6. Have the puppies been dewormed? All puppies are born with worms and routine deworming is recommended. 

7. Have any of the puppies in the litter been sick? If so, what were the signs, the diagnosis and treatment? 

8. What visits has the puppies had with the veterinarian? Have they been examined and declared "healthy"? If not, what problems have they had? Have they been on any medications? 

9. What is their guarantee? What guarantee does the breeder give with their puppies? If the puppy is found to have a severe illness, what will they do? This is a difficult topic but one that is a lot easier to cover up front rather than later. 

10. Recommendations? Ask the breeder for a couple references of puppy owners that they have sold within the past year. CALL them.

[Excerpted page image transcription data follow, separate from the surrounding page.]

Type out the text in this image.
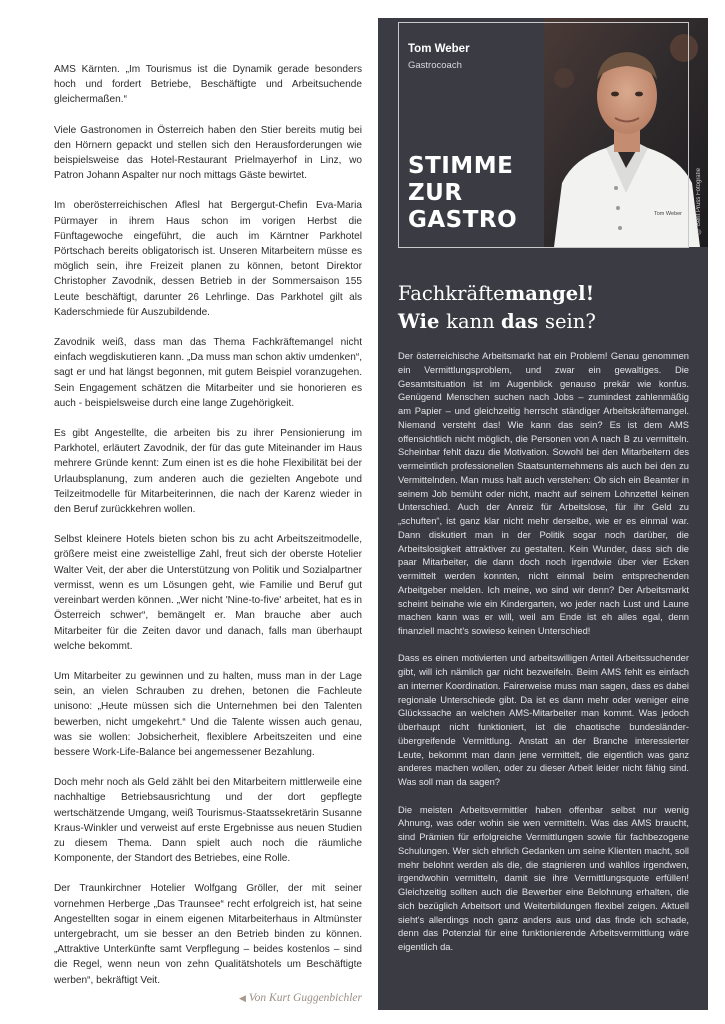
AMS Kärnten. „Im Tourismus ist die Dynamik gerade besonders hoch und fordert Betriebe, Beschäftigte und Arbeitsuchende gleichermaßen.“

Viele Gastronomen in Österreich haben den Stier bereits mutig bei den Hörnern gepackt und stellen sich den Herausforderungen wie beispielsweise das Hotel-Restaurant Prielmayerhof in Linz, wo Patron Johann Aspalter nur noch mittags Gäste bewirtet.

Im oberösterreichischen Aflesl hat Bergergut-Chefin Eva-Maria Pürmayer in ihrem Haus schon im vorigen Herbst die Fünftagewoche eingeführt, die auch im Kärntner Parkhotel Pörtschach bereits obligatorisch ist. Unseren Mitarbeitern müsse es möglich sein, ihre Freizeit planen zu können, betont Direktor Christopher Zavodnik, dessen Betrieb in der Sommersaison 155 Leute beschäftigt, darunter 26 Lehrlinge. Das Parkhotel gilt als Kaderschmiede für Auszubildende.

Zavodnik weiß, dass man das Thema Fachkräftemangel nicht einfach wegdiskutieren kann. „Da muss man schon aktiv umdenken“, sagt er und hat längst begonnen, mit gutem Beispiel voranzugehen. Sein Engagement schätzen die Mitarbeiter und sie honorieren es auch - beispielsweise durch eine lange Zugehörigkeit.

Es gibt Angestellte, die arbeiten bis zu ihrer Pensionierung im Parkhotel, erläutert Zavodnik, der für das gute Miteinander im Haus mehrere Gründe kennt: Zum einen ist es die hohe Flexibilität bei der Urlaubsplanung, zum anderen auch die gezielten Angebote und Teilzeitmodelle für Mitarbeiterinnen, die nach der Karenz wieder in den Beruf zurückkehren wollen.

Selbst kleinere Hotels bieten schon bis zu acht Arbeitszeitmodelle, größere meist eine zweistellige Zahl, freut sich der oberste Hotelier Walter Veit, der aber die Unterstützung von Politik und Sozialpartner vermisst, wenn es um Lösungen geht, wie Familie und Beruf gut vereinbart werden können. „Wer nicht 'Nine-to-five' arbeitet, hat es in Österreich schwer“, bemängelt er. Man brauche aber auch Mitarbeiter für die Zeiten davor und danach, falls man überhaupt welche bekommt.

Um Mitarbeiter zu gewinnen und zu halten, muss man in der Lage sein, an vielen Schrauben zu drehen, betonen die Fachleute unisono: „Heute müssen sich die Unternehmen bei den Talenten bewerben, nicht umgekehrt.“ Und die Talente wissen auch genau, was sie wollen: Jobsicherheit, flexiblere Arbeitszeiten und eine bessere Work-Life-Balance bei angemessener Bezahlung.

Doch mehr noch als Geld zählt bei den Mitarbeitern mittlerweile eine nachhaltige Betriebsausrichtung und der dort gepflegte wertschätzende Umgang, weiß Tourismus-Staatssekretärin Susanne Kraus-Winkler und verweist auf erste Ergebnisse aus neuen Studien zu diesem Thema. Dann spielt auch noch die räumliche Komponente, der Standort des Betriebes, eine Rolle.

Der Traunkirchner Hotelier Wolfgang Gröller, der mit seiner vornehmen Herberge „Das Traunsee“ recht erfolgreich ist, hat seine Angestellten sogar in einem eigenen Mitarbeiterhaus in Altmünster untergebracht, um sie besser an den Betrieb binden zu können. „Attraktive Unterkünfte samt Verpflegung – beides kostenlos – sind die Regel, wenn neun von zehn Qualitätshotels um Beschäftigte werben“, bekräftigt Veit.

◀ Von Kurt Guggenbichler
Tom Weber © Berit Pruss Fotografie
Tom Weber
Gastrocoach
STIMME
ZUR
GASTRO
Fachkräftemangel!
Wie kann das sein?

Der österreichische Arbeitsmarkt hat ein Problem! Genau genommen ein Vermittlungsproblem, und zwar ein gewaltiges. Die Gesamtsituation ist im Augenblick genauso prekär wie konfus. Genügend Menschen suchen nach Jobs – zumindest zahlenmäßig am Papier – und gleichzeitig herrscht ständiger Arbeitskräftemangel. Niemand versteht das! Wie kann das sein? Es ist dem AMS offensichtlich nicht möglich, die Personen von A nach B zu vermitteln. Scheinbar fehlt dazu die Motivation. Sowohl bei den Mitarbeitern des vermeintlich professionellen Staatsunternehmens als auch bei den zu Vermittelnden. Man muss halt auch verstehen: Ob sich ein Beamter in seinem Job bemüht oder nicht, macht auf seinem Lohnzettel keinen Unterschied. Auch der Anreiz für Arbeitslose, für ihr Geld zu „schuften“, ist ganz klar nicht mehr derselbe, wie er es einmal war. Dann diskutiert man in der Politik sogar noch darüber, die Arbeitslosigkeit attraktiver zu gestalten. Kein Wunder, dass sich die paar Mitarbeiter, die dann doch noch irgendwie über vier Ecken vermittelt werden konnten, nicht einmal beim entsprechenden Arbeitgeber melden. Ich meine, wo sind wir denn? Der Arbeitsmarkt scheint beinahe wie ein Kindergarten, wo jeder nach Lust und Laune machen kann was er will, weil am Ende ist eh alles egal, denn finanziell macht's sowieso keinen Unterschied!

Dass es einen motivierten und arbeitswilligen Anteil Arbeitssuchender gibt, will ich nämlich gar nicht bezweifeln. Beim AMS fehlt es einfach an interner Koordination. Fairerweise muss man sagen, dass es dabei regionale Unterschiede gibt. Da ist es dann mehr oder weniger eine Glückssache an welchen AMS-Mitarbeiter man kommt. Was jedoch überhaupt nicht funktioniert, ist die chaotische bundesländer-übergreifende Vermittlung. Anstatt an der Branche interessierter Leute, bekommt man dann jene vermittelt, die eigentlich was ganz anderes machen wollen, oder zu dieser Arbeit leider nicht fähig sind. Was soll man da sagen?

Die meisten Arbeitsvermittler haben offenbar selbst nur wenig Ahnung, was oder wohin sie wen vermitteln. Was das AMS braucht, sind Prämien für erfolgreiche Vermittlungen sowie für fachbezogene Schulungen. Wer sich ehrlich Gedanken um seine Klienten macht, soll mehr belohnt werden als die, die stagnieren und wahllos irgendwen, irgendwohin vermitteln, damit sie ihre Vermittlungsquote erfüllen! Gleichzeitig sollten auch die Bewerber eine Belohnung erhalten, die sich bezüglich Arbeitsort und Weiterbildungen flexibel zeigen. Aktuell sieht's allerdings noch ganz anders aus und das finde ich schade, denn das Potenzial für eine funktionierende Arbeitsvermittlung wäre eigentlich da.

Find out if the breeder was fair, if they were happy with their pups, and how any problems were handled. 

11. Breeders contract? Does your breeder require a breeder's contract? If so, what is in it? Is the breeder willing to take back the puppy at any time, if you can't keep it? 

12. Limited registration. Some breeders require that you spay or neuter your dog by a certain age. If that is the case, that may not be a problem but it is best to know before you get your puppy. 

13. What is the family history? Ask if the breeder has information about the breed line. For example, ask how long the dogs have lived and what they have died from. Write it down. This may be important for monitoring your pet as he gets older. 

14. What is the breeder currently feeding the puppy? Regardless of what they are feeding, it is ideal to continue feeding the same food for the first few days at home to minimize the risk of gastrointestinal disturbances. If you choose to change the diet, do it gradually. 

15. Health certificate and certificate of sale. Ask the breeder if he will supply a health certificate for the puppy issued by his veterinarian. Some states require also a certificate of sale.

16. Does the breeder belong to a breed club? Ask for references.

Get your questions answered and feel very comfortable with your new puppy.